If I interpret properly the linked diagram, the emitted electric field is along the axis of a molecule, so its components go like sin and cos. The power per unit of area is proportional to E×H, hence to E2 in a given medium and for plane waves, hence the sin2 and cos2. This is also consistent with the conservation of power: sin2 + cos2 = 1. The φ and θ only result from 3D rotations.
What I just wrote is a heresy in quantum mechanics. The electric field is just a statistical illusion that appears if enough photons are detected. A photon has no electric field. Proper wording would rather go like "the probability of detecting a photon with angle φ between the source and the detector's orientations varies like cos2φ". But as the received power depends on the mean number of detected photons, the probability of detecting a photon varies like E2.

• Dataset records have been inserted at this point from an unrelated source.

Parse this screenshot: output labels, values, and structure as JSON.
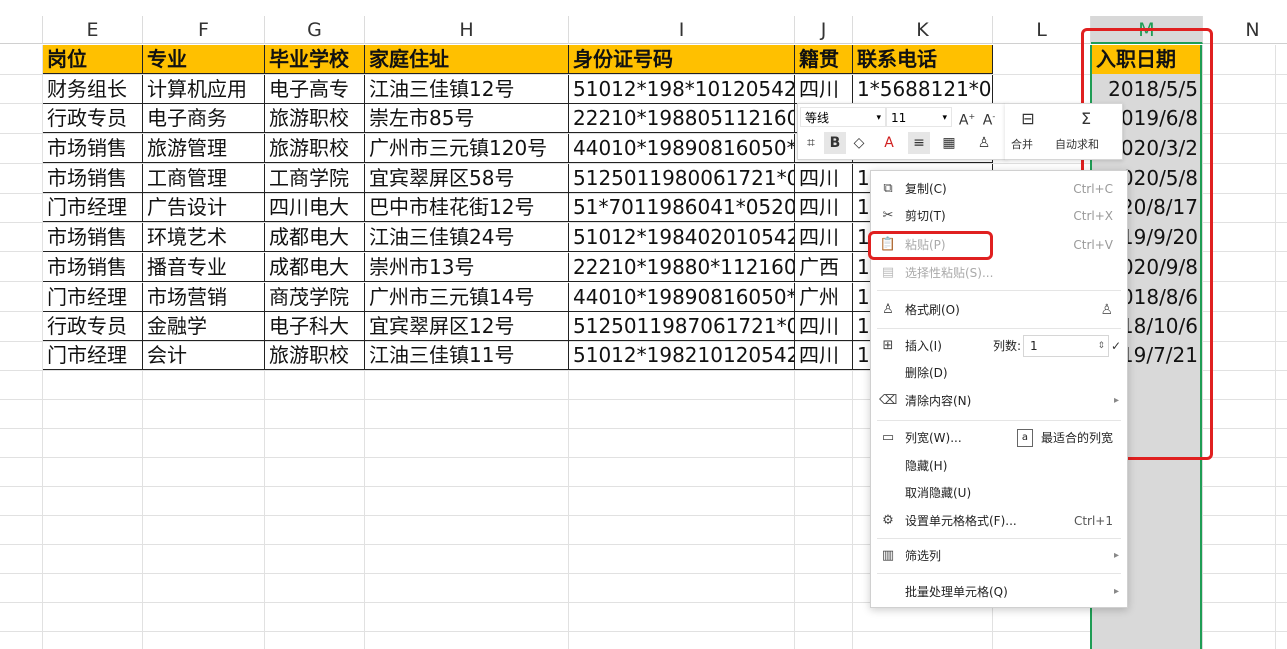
{
  "columns": [
    "E",
    "F",
    "G",
    "H",
    "I",
    "J",
    "K",
    "L",
    "M",
    "N"
  ],
  "header_row": [
    "岗位",
    "专业",
    "毕业学校",
    "家庭住址",
    "身份证号码",
    "籍贯",
    "联系电话"
  ],
  "m_header": "入职日期",
  "rows": [
    [
      "财务组长",
      "计算机应用",
      "电子高专",
      "江油三佳镇12号",
      "51012*198*10120542",
      "四川",
      "1*5688121*0"
    ],
    [
      "行政专员",
      "电子商务",
      "旅游职校",
      "崇左市85号",
      "22210*198805112160",
      "",
      ""
    ],
    [
      "市场销售",
      "旅游管理",
      "旅游职校",
      "广州市三元镇120号",
      "44010*19890816050*",
      "",
      ""
    ],
    [
      "市场销售",
      "工商管理",
      "工商学院",
      "宜宾翠屏区58号",
      "5125011980061721*0",
      "四川",
      "1"
    ],
    [
      "门市经理",
      "广告设计",
      "四川电大",
      "巴中市桂花街12号",
      "51*7011986041*0520",
      "四川",
      "1"
    ],
    [
      "市场销售",
      "环境艺术",
      "成都电大",
      "江油三佳镇24号",
      "51012*198402010542",
      "四川",
      "1"
    ],
    [
      "市场销售",
      "播音专业",
      "成都电大",
      "崇州市13号",
      "22210*19880*112160",
      "广西",
      "1"
    ],
    [
      "门市经理",
      "市场营销",
      "商茂学院",
      "广州市三元镇14号",
      "44010*19890816050*",
      "广州",
      "1"
    ],
    [
      "行政专员",
      "金融学",
      "电子科大",
      "宜宾翠屏区12号",
      "5125011987061721*0",
      "四川",
      "1"
    ],
    [
      "门市经理",
      "会计",
      "旅游职校",
      "江油三佳镇11号",
      "51012*198210120542",
      "四川",
      "1"
    ]
  ],
  "m_values": [
    "2018/5/5",
    "019/6/8",
    "020/3/2",
    "020/5/8",
    "20/8/17",
    "19/9/20",
    "020/9/8",
    "018/8/6",
    "18/10/6",
    "19/7/21"
  ],
  "mini_toolbar": {
    "font_name": "等线",
    "font_size": "11",
    "merge_label": "合并",
    "autosum_label": "自动求和"
  },
  "context_menu": {
    "copy": "复制(C)",
    "copy_sc": "Ctrl+C",
    "cut": "剪切(T)",
    "cut_sc": "Ctrl+X",
    "paste": "粘贴(P)",
    "paste_sc": "Ctrl+V",
    "paste_special": "选择性粘贴(S)...",
    "format_painter": "格式刷(O)",
    "insert": "插入(I)",
    "insert_cols_label": "列数:",
    "insert_cols_value": "1",
    "delete": "删除(D)",
    "clear": "清除内容(N)",
    "col_width": "列宽(W)...",
    "best_fit": "最适合的列宽",
    "hide": "隐藏(H)",
    "unhide": "取消隐藏(U)",
    "format_cells": "设置单元格格式(F)...",
    "format_cells_sc": "Ctrl+1",
    "filter_col": "筛选列",
    "batch": "批量处理单元格(Q)"
  },
  "colors": {
    "header_fill": "#ffc000",
    "select_green": "#1f9d55",
    "highlight_red": "#e02020"
  }
}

Though, macroscopic quantities are often a means to find or double-check the probability calculations of QM, or provide one direction of understanding. After all, both must often meet if taking many particles. Sometimes it fails: for a hydrogen atom that de-excites from 3s to 2p, no electric field can represent the wave function ψ. As we're here, the wave function of a photon is a scalar ψ, it's not the electric field as many books allege.
A similar situation is for the "orientation" of proton magnetic moment in NMR. Probably everyone figures mentally the magnetic moment as a definite vector, despite this is not a measurable quantity for one proton, and not even a hidden entity inaccessible to measurements, it's only a statistics. Only probabilities for each component exist for one proton, and are treated as such by QM. A thought definite vector helps imagine how the probabilities of each component evolve in an external magnetic field.